Lorsque je commençai à me remettre, à me reconnaître et à m'observer, je songeai qu'un jour peut-être, après une longue attente, je pourrais réparer les fautes du passé; que je pourrais avoir le bonheur indicible de l'épouser. Mais en s'écoulant, le temps emporta cette lointaine espérance. Si elle m'avait jamais aimé, elle ne devait m'en être que plus sacrée; n'avait-elle pas toutes mes confidences? Ne l'avais-je pas mise au courant de toutes mes faiblesses? Ne s'était-elle pas immolée jusqu'à devenir ma soeur et mon amie? Cruel triomphe sur elle-même! Si au contraire elle ne m'avait jamais aimé, pouvais-je croire qu'elle m'aimerait à présent?

Je m'étais toujours senti si faible en comparaison de sa persévérance et de son courage! maintenant je le sentais encore davantage. Quoique j'eusse pu être pour elle, ou elle pour moi, si j'avais été autrefois plus digne d'elle, ce temps était passé. Je l'avais laissé fuir loin de moi. J'avais mérité de la perdre.

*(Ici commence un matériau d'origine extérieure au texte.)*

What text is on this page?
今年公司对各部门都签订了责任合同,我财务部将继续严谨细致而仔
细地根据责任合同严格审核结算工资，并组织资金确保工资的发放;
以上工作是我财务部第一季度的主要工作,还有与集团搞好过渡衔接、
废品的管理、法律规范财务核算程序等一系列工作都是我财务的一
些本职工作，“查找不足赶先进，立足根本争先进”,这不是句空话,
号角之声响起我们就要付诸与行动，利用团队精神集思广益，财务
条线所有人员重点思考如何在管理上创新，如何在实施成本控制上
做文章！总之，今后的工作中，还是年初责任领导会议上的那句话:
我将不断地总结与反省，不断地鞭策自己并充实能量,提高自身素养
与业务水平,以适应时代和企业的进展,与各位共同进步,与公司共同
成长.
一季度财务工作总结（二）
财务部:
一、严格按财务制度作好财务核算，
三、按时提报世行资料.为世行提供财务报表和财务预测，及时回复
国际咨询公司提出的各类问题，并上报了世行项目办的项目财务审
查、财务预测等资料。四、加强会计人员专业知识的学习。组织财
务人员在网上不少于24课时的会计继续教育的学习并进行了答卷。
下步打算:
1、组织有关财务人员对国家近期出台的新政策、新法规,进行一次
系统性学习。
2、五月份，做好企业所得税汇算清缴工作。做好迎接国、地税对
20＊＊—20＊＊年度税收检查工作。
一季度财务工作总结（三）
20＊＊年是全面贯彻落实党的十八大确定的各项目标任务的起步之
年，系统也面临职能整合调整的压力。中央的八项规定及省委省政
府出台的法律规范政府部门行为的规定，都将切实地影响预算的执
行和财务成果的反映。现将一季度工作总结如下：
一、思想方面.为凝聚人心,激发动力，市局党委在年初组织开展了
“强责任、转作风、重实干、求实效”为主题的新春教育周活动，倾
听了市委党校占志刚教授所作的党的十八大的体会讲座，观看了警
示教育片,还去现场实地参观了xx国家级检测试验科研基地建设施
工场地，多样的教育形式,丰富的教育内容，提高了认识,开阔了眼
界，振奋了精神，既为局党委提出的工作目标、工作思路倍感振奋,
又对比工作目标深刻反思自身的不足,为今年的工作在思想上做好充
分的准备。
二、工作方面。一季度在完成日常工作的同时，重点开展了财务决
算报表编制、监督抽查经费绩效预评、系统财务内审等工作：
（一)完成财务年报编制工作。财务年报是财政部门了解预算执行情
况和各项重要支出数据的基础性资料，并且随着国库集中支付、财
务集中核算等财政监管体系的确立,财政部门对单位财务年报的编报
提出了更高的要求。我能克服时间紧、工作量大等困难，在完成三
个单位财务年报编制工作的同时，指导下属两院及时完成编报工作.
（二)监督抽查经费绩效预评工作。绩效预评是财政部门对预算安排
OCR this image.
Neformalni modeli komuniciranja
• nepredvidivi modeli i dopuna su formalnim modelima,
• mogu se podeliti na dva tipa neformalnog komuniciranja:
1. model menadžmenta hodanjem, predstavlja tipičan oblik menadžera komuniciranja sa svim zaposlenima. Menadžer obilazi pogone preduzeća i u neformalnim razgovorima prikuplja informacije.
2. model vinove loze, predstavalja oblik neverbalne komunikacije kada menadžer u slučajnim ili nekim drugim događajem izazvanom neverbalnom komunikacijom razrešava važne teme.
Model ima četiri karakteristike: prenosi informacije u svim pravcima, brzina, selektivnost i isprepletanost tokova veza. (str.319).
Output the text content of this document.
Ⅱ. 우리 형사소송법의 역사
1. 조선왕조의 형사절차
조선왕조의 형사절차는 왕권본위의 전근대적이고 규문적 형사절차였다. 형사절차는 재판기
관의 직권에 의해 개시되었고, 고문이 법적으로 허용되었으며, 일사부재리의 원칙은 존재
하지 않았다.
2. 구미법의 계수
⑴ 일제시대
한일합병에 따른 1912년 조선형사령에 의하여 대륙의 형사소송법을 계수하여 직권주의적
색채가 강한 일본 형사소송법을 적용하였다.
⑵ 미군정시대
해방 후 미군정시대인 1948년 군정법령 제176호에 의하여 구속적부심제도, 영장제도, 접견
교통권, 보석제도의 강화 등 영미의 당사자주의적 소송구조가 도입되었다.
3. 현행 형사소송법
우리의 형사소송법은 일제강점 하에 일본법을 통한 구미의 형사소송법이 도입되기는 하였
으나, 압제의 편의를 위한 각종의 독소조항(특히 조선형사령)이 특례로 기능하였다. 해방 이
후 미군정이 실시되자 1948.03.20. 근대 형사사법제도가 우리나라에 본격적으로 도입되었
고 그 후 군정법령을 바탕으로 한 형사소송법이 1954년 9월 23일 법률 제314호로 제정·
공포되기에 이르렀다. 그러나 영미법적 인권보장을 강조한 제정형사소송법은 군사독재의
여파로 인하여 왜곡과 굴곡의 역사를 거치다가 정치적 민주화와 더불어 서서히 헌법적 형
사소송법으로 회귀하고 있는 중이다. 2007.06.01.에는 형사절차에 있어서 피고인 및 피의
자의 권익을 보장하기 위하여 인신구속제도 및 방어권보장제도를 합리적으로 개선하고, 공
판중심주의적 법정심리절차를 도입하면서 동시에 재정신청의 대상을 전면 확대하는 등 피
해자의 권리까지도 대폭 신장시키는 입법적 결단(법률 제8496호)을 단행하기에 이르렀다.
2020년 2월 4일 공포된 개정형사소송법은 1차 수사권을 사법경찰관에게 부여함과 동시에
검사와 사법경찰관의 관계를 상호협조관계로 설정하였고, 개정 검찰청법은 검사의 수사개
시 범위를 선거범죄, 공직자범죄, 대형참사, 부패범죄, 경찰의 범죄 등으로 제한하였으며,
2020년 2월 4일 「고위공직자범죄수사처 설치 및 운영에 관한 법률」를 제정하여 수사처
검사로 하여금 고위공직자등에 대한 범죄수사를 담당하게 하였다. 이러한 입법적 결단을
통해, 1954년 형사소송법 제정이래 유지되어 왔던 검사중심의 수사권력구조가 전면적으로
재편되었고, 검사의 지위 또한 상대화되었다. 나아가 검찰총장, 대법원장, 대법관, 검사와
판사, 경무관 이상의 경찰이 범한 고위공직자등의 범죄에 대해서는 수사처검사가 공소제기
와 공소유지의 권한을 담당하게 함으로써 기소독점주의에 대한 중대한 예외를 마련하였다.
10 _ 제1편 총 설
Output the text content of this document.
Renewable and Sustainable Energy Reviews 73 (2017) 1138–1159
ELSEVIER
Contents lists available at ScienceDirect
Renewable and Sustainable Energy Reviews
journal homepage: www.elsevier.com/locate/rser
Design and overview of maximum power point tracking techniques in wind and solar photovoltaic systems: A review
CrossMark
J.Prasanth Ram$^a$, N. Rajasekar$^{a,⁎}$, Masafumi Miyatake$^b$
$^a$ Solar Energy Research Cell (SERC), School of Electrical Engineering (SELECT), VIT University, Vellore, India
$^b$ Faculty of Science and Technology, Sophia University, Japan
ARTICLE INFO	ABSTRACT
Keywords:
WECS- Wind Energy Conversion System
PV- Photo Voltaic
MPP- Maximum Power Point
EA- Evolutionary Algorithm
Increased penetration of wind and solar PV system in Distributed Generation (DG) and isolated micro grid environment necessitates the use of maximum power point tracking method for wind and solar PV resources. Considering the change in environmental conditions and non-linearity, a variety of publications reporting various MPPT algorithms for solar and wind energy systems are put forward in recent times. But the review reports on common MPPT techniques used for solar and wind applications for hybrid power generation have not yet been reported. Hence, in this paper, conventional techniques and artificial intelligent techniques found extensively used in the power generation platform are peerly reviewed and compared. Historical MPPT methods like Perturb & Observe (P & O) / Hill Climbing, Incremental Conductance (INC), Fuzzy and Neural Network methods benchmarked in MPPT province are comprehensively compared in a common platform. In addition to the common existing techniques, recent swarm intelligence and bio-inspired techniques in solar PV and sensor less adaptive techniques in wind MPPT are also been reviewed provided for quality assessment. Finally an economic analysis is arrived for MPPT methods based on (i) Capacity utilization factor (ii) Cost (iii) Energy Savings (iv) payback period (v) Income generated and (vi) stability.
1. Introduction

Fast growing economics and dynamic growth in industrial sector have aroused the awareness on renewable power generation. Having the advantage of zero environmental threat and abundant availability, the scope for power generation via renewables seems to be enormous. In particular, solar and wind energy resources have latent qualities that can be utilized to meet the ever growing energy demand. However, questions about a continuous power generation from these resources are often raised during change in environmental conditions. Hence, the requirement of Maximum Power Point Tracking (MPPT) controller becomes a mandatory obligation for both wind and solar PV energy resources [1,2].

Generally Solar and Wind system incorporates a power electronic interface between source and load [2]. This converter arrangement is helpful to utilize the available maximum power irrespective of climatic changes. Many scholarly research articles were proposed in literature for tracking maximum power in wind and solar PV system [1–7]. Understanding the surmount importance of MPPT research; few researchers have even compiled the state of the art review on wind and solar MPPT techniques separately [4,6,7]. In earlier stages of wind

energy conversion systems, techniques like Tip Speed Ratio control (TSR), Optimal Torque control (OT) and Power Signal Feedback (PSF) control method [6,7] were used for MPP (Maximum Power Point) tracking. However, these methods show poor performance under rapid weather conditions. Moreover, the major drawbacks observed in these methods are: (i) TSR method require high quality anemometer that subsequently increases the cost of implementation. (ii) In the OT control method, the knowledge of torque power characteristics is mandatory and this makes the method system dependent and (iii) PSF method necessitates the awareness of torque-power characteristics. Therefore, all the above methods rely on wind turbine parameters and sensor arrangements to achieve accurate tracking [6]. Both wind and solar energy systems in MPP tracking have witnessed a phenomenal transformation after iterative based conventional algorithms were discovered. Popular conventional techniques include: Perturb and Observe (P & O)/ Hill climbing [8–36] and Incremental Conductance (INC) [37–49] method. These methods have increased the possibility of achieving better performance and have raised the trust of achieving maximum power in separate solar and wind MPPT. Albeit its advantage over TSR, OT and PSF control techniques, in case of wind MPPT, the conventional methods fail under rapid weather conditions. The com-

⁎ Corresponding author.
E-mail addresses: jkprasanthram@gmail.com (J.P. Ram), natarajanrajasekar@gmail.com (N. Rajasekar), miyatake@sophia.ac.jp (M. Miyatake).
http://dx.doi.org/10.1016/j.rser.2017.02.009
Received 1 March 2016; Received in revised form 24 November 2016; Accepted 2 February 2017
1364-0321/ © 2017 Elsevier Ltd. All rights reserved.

Je souffris beaucoup dans cette lutte; mon coeur était plein de tristesse et de remous, et pourtant je sentais que l'honneur et le devoir m'obligeaient à ne pas venir faire offrande à cette personne si chère, de mes espérances évanouies, moi qui, par un caprice frivole, étais allé en porter l'hommage ailleurs, quand elles étaient dans toute leur fraîcheur de jeunesse. Je ne cherchais pas à me cacher que je l'aimais, que je lui étais dévoué pour la vie, mais je me répétais qu'il était trop tard, à présent, pour rien changer à la nature de nos relations convenues.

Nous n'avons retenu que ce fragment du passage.